Quisiera citar un admirable ejemplo. Uno podía tener diferencias políticas o ideológicas con el Prof. Ángel Mendoza Justiniano, fundador del colegio “Aniceto Arce” de nuestra ciudad, pero D. Ángel era en muchos aspectos un hombre muy cabal. ¿Por qué un convencido comunista había nominado el colegio fundado por él, con el nombre de un expresidente de ideología conservadora? El eminente profesor mismo lo dijo en una de sus arengas a sus alumnos: “porque Aniceto Arce construyó el primer ferrocarril del país de la frontera de Chile a Oruro”.

Aniceto Arce, también construyó las carreteras Sucre-Potosí y Sucre-Cochabamba, empero, hace un par de años un grupo de personas quiso derribar el monumento al expresidente Arce, de la Plaza 10 de Febrero, con el mismo argumento con que fue defenestrado por los liberales cuando comenzó la construcción del ferrocarril: que “nos había vendido a Chile”.

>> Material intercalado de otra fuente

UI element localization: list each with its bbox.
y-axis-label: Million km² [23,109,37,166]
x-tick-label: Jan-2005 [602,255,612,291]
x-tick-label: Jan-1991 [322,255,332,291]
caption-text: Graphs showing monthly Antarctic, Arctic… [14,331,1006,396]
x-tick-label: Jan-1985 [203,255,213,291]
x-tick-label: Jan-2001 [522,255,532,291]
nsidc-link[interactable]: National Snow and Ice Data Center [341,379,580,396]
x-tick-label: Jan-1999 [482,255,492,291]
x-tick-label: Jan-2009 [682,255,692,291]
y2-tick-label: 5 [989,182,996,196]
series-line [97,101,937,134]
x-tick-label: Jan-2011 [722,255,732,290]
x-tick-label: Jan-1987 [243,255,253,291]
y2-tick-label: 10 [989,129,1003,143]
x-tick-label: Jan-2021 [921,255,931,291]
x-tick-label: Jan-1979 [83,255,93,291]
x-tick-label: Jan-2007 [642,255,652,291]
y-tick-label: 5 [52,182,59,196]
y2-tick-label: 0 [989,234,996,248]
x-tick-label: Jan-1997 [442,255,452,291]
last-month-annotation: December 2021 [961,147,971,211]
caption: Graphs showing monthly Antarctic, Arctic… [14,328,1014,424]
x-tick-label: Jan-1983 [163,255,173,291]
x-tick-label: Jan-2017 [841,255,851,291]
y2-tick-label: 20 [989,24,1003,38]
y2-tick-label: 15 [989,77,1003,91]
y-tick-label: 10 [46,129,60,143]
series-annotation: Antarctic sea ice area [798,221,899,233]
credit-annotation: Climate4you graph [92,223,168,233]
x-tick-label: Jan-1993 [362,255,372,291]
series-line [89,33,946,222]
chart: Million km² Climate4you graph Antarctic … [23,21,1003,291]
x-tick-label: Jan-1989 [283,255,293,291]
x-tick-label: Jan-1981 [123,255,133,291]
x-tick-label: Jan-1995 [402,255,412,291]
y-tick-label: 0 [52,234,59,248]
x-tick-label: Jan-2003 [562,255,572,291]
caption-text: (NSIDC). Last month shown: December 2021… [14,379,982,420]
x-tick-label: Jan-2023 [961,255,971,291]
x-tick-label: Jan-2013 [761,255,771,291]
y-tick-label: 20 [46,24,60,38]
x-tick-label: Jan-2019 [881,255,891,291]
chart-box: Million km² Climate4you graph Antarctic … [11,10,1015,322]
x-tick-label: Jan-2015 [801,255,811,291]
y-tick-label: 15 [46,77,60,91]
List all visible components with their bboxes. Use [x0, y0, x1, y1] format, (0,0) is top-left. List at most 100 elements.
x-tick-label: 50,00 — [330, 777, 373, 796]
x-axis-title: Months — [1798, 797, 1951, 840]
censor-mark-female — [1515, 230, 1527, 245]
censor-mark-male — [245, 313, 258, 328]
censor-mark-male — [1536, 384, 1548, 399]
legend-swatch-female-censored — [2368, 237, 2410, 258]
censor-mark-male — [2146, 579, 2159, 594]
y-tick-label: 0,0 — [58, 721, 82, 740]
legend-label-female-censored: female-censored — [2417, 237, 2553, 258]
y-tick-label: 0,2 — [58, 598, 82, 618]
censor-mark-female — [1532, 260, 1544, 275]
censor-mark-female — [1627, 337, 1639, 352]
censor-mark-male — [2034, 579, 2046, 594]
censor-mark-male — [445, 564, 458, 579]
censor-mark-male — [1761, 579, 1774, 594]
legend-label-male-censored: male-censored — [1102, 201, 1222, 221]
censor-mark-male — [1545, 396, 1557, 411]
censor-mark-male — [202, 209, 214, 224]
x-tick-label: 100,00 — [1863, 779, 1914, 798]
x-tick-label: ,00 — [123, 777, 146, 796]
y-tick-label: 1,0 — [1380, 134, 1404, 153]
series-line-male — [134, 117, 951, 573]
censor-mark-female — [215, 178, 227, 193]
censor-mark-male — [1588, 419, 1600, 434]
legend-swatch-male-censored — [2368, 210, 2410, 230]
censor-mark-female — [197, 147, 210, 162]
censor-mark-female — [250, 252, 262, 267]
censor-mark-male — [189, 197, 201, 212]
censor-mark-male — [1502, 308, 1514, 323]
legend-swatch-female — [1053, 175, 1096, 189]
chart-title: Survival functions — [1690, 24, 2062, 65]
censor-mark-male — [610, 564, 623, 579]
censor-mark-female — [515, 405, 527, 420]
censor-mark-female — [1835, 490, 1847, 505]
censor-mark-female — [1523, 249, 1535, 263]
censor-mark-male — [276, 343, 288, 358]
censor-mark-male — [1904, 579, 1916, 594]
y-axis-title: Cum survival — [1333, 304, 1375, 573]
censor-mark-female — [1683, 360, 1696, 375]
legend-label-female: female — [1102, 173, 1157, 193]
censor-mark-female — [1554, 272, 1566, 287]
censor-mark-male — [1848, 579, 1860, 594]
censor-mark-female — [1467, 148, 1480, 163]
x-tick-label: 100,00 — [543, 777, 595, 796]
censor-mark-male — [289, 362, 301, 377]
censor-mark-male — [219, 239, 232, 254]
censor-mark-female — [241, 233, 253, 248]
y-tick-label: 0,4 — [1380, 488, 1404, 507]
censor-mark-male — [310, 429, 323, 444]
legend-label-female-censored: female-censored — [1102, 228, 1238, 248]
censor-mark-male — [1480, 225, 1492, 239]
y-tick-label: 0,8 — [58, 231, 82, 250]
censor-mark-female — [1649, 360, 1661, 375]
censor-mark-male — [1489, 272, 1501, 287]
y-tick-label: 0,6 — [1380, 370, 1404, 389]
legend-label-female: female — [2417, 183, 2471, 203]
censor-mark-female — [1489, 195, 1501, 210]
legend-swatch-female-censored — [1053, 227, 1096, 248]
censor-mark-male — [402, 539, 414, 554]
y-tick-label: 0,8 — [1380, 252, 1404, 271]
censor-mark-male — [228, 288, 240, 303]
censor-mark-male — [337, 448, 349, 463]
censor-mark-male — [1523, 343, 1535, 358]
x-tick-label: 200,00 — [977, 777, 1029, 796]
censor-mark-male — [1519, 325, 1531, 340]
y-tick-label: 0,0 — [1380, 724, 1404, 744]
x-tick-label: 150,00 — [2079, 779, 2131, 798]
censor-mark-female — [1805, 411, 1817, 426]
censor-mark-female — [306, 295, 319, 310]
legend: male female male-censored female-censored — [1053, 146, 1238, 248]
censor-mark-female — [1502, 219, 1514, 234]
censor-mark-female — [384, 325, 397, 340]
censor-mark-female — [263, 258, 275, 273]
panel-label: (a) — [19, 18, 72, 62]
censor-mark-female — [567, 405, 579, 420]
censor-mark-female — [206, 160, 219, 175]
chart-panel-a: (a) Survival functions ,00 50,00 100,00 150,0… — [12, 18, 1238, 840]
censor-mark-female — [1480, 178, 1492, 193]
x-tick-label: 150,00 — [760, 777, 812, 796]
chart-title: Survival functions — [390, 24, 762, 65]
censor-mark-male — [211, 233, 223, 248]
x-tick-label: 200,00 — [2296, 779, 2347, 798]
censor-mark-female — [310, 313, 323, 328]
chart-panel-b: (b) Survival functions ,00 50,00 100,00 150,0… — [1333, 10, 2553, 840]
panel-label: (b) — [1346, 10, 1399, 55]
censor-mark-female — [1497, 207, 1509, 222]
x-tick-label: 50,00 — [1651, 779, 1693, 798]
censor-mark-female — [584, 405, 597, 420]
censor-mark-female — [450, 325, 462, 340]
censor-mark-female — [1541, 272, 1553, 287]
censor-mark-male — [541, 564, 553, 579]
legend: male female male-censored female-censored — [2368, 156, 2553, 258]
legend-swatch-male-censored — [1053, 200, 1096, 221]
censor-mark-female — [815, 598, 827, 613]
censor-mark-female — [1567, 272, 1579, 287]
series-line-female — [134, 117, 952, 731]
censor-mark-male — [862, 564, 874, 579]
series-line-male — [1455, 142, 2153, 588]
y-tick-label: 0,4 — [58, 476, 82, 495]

La ingratitud es hija de la soberbia. Y la virtud contraria de la soberbia es la humildad.

En 1808, justamente un año antes de la muerte de Franz Joseph Haydn, se llevó a cabo en Viena una magnífica ejecución de su extraordinaria composición: el oratorio La Creación. El propio compositor estuvo presente en tal ocasión. Anciano y débil, fue introducido a la gran sala en una silla de ruedas, naturalmente, su presencia produjo en el público un electrizante entusiasmo. Cuando la orquesta y el coro irrumpieron con toda su fuerza el pasaje “Y se hizo la luz”, la audiencia estalló en una explosión de aplausos.

Conmovido por la respuesta, Haydn, hizo un gran esfuerzo por ponerse de pie, y haciendo acopio de todas sus fuerzas, levantó sus brazos temblorosos exclamando: “¡No, no! No viene de mí, sino de allá –del Cielo arriba de nosotros viene todo!” Esa es siempre la postura de los hombres auténticamente grandes: la humildad.

Y la historia no puede seguir escribiéndose al servicio del poder. Precisamente hoy por hoy, nos encontramos con que las nuevas generaciones especialmente, no saben la diferencia que existe entre “memoria histórica” e “historia”.

Y a propósito del título de este artículo, la mayoría de los orureños desconocen que originalmente, la Universidad Técnica de Oruro cuando pasó de Distrito Universitario de Oruro al rango de Universidad el 12 de noviembre de 1937 “durante el gobierno de la Junta Militar presidida por el Tcnl. Germán Bush”, fue creada con el nombre de San Agustín, denominación que le fue arrebatada el 31 de marzo de 1941 con la fuerza de un espíritu antiteo.